Castell: Im Wald wie im Wertpapiergeschäft gilt: Die Anlagen mit den höchsten Zinsen bringen - wenn es gut läuft - die höchsten Erträge, aber sie bergen auch die größten Risiken. Die Castell'sche Bank taucht in Boomzeiten in den Ranglisten der Kreditinstitute mit den höchsten Renditen im Wertpapiergeschäft nie ganz vorne auf, aber in schwachen Börsenzeiten auch nie ganz hinten.

SZ: Ihr Weingut gehört zu den größten in Deutschland, und Sie sind einer der größten privaten Waldbesitzer. Ihre Bank ist aber ein Winzling in der Bankenwelt. Hatten Sie nie Zweifel an ihrer Überlebensfähigkeit?

Castell: Doch. Vor rund 15 Jahren haben wir intensiv darüber nachgedacht, wie lange das noch mit einer Bank dieser Größe gutgehen kann. Wir stehen vor großen Herausforderungen. Uns trifft jede Novelle des Kreditwesengesetzes genauso stark wie die Deutsche Bank, nur setzt die einen Stab mit 40 Mann dran. Sie trifft uns so stark wie jede Sparkasse, nur da kümmert sich der Verband. Wir müssen alles selber machen. Bei uns verteilt sich alles auf sehr viel weniger Mitarbeiter, auf sehr viel weniger Geschäftsvolumen und sehr viel weniger Konten.

SZ: Warum haben Sie die Bank trotzdem behalten?

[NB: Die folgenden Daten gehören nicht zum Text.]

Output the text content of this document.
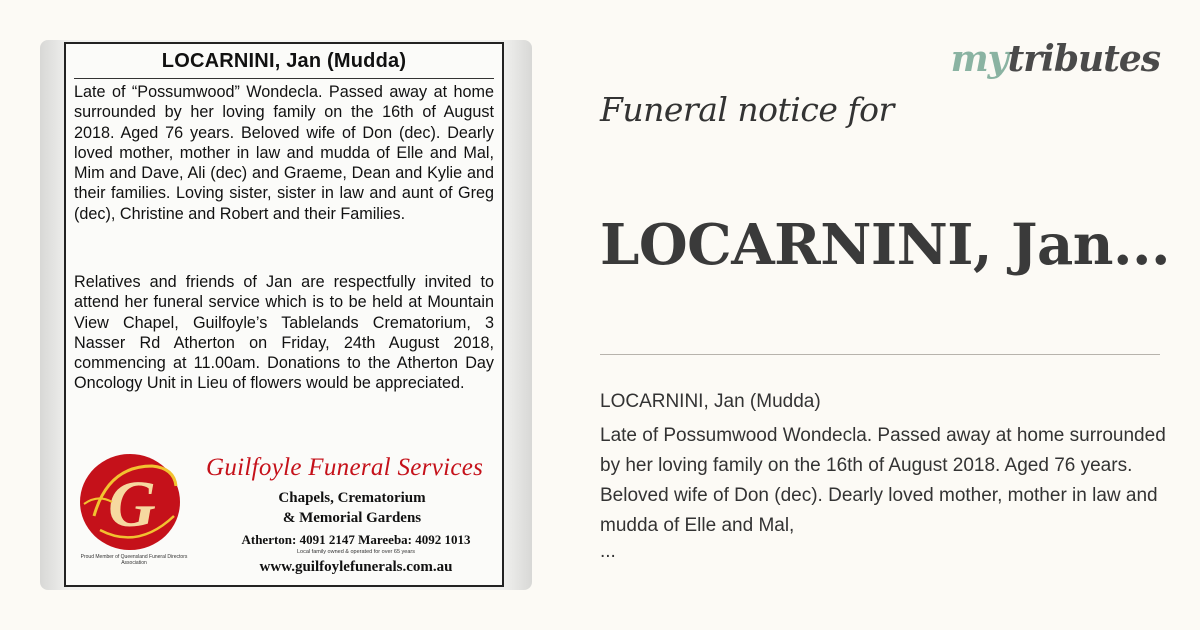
LOCARNINI, Jan (Mudda)

Late of “Possumwood” Wondecla. Passed away at home surrounded by her loving family on the 16th of August 2018. Aged 76 years. Beloved wife of Don (dec). Dearly loved mother, mother in law and mudda of Elle and Mal, Mim and Dave, Ali (dec) and Graeme, Dean and Kylie and their families. Loving sister, sister in law and aunt of Greg (dec), Christine and Robert and their Families.

Relatives and friends of Jan are respectfully invited to attend her funeral service which is to be held at Mountain View Chapel, Guilfoyle’s Tablelands Crematorium, 3 Nasser Rd Atherton on Friday, 24th August 2018, commencing at 11.00am. Donations to the Atherton Day Oncology Unit in Lieu of flowers would be appreciated.

G
Proud Member of Queensland Funeral Directors Association
Guilfoyle Funeral Services
Chapels, Crematorium
& Memorial Gardens
Atherton: 4091 2147 Mareeba: 4092 1013
Local family owned & operated for over 65 years
www.guilfoylefunerals.com.au
mytributes
Funeral notice for
LOCARNINI, Jan...
LOCARNINI, Jan (Mudda)

Late of Possumwood Wondecla. Passed away at home surrounded by her loving family on the 16th of August 2018. Aged 76 years. Beloved wife of Don (dec). Dearly loved mother, mother in law and mudda of Elle and Mal,

...
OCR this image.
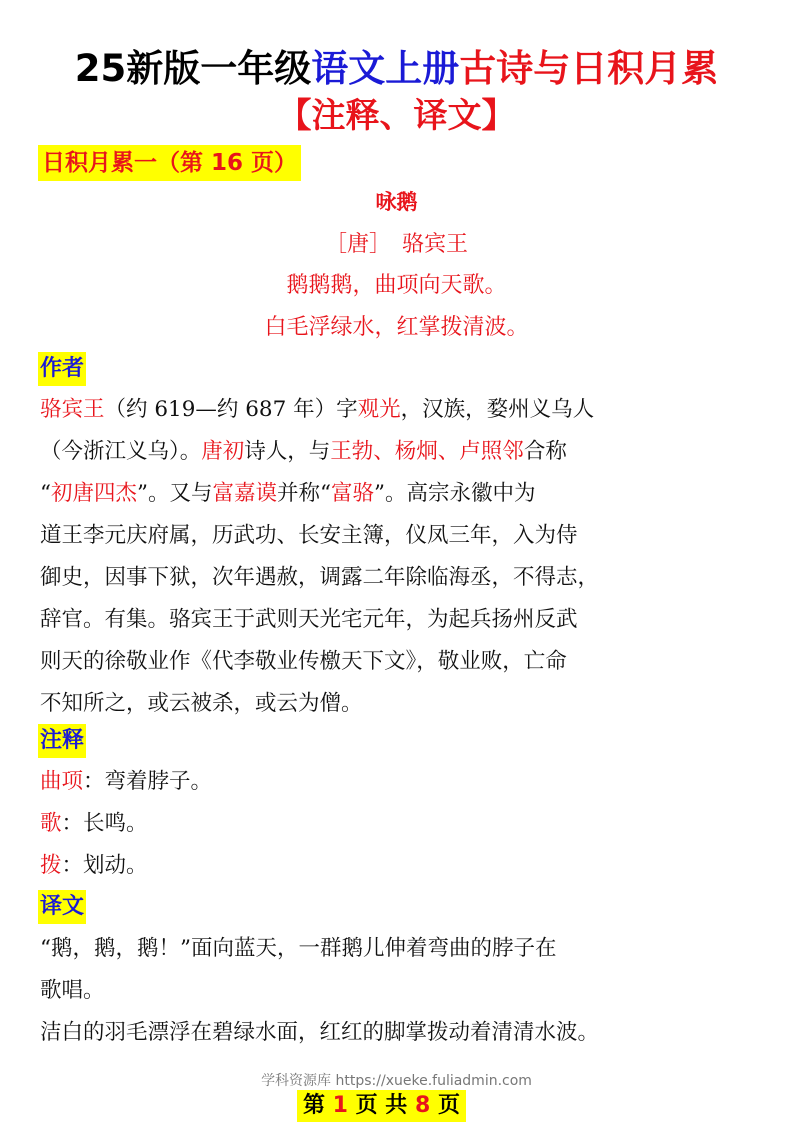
25新版一年级语文上册古诗与日积月累
【注释、译文】
日积月累一（第 16 页）
咏鹅
［唐］　骆宾王
鹅鹅鹅，曲项向天歌。
白毛浮绿水，红掌拨清波。
作者
骆宾王（约 619—约 687 年）字观光，汉族，婺州义乌人
（今浙江义乌）。唐初诗人，与王勃、杨炯、卢照邻合称
“初唐四杰”。又与富嘉谟并称“富骆”。高宗永徽中为
道王李元庆府属，历武功、长安主簿，仪凤三年，入为侍
御史，因事下狱，次年遇赦，调露二年除临海丞，不得志，
辞官。有集。骆宾王于武则天光宅元年，为起兵扬州反武
则天的徐敬业作《代李敬业传檄天下文》，敬业败，亡命
不知所之，或云被杀，或云为僧。
注释
曲项：弯着脖子。
歌：长鸣。
拨：划动。
译文
“鹅，鹅，鹅！”面向蓝天，一群鹅儿伸着弯曲的脖子在
歌唱。
洁白的羽毛漂浮在碧绿水面，红红的脚掌拨动着清清水波。
学科资源库 https://xueke.fuliadmin.com
第 1 页 共 8 页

Castell: Wir haben inzwischen akzeptiert, dass die Castell'sche Bank ein kleiner Nischenanbieter ist. Aber unsere Nische wird täglich größer. Krisen, wie wir sie gerade an den Finanzmärkten erleben, treiben uns die Kunden in die Arme. Viele Kunden entdecken jetzt den Wert einer familiengeführten Bank, die unabhängig entscheiden kann, der Stabilität wichtiger ist als Gewinnmaximierung.